Diana sentì il rumore delicato della porta scorrevole del laboratorio e si girò con un sussulto. Mark fece finta di tossire entrando, mentre lei abbassò lo sguardò e tolse le mani dalla sostanza verde, percorsa da fittissime costellazioni di microscopiche scintille, che riempiva l’ampia vasca che occupava quasi tutta la stanza. Sopra la vasca un enorme pannello a luce intensissima, come un sole quadrato. La sostanza le rimase scintillando sulle dita che tremavano in controluce, mentre i capelli le creavano intorno una disordinata aureola. Mark osservò il Verde.

“Ti ama.” Lei scosse la testa con un sorriso profondo e assente.

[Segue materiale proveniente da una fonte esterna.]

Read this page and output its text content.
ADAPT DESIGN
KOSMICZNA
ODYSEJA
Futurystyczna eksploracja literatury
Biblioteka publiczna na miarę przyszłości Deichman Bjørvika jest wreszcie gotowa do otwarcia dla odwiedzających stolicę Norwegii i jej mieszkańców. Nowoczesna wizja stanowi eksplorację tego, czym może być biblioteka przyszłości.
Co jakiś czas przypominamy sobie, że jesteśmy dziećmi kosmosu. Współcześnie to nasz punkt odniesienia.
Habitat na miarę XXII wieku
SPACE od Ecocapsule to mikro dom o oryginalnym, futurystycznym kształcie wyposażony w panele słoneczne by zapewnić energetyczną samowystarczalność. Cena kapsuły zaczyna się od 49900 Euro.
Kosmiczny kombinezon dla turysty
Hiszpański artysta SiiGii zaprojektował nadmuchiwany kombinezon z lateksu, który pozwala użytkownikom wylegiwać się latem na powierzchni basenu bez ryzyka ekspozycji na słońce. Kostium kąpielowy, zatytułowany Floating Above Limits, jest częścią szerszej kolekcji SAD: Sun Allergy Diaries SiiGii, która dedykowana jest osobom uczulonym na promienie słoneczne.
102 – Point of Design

“Credi davvero che si tratti di amore?”

“Una sua forma, in un certo senso. Reagisce a te, prospera, si moltiplica e intensifica ogni sua attività in tua presenza”, osservò il medico-biologo. “Sì, è, diciamo, una forma di amore, in senso biologico… proto-amore. Proto-vita, proto-cellule, proto-amore”, aggiunse scherzando. Mark aveva fatto parte della squadra che aveva creato il Verde e adesso ne sorvegliava l’evoluzione nell’ambiente per cui era stato progettato, la Luna.

“Ma non è nemmeno propriamente un essere vivente…” Il tono della voce di Diana era quello di una donna incerta dei sentimenti di un uomo.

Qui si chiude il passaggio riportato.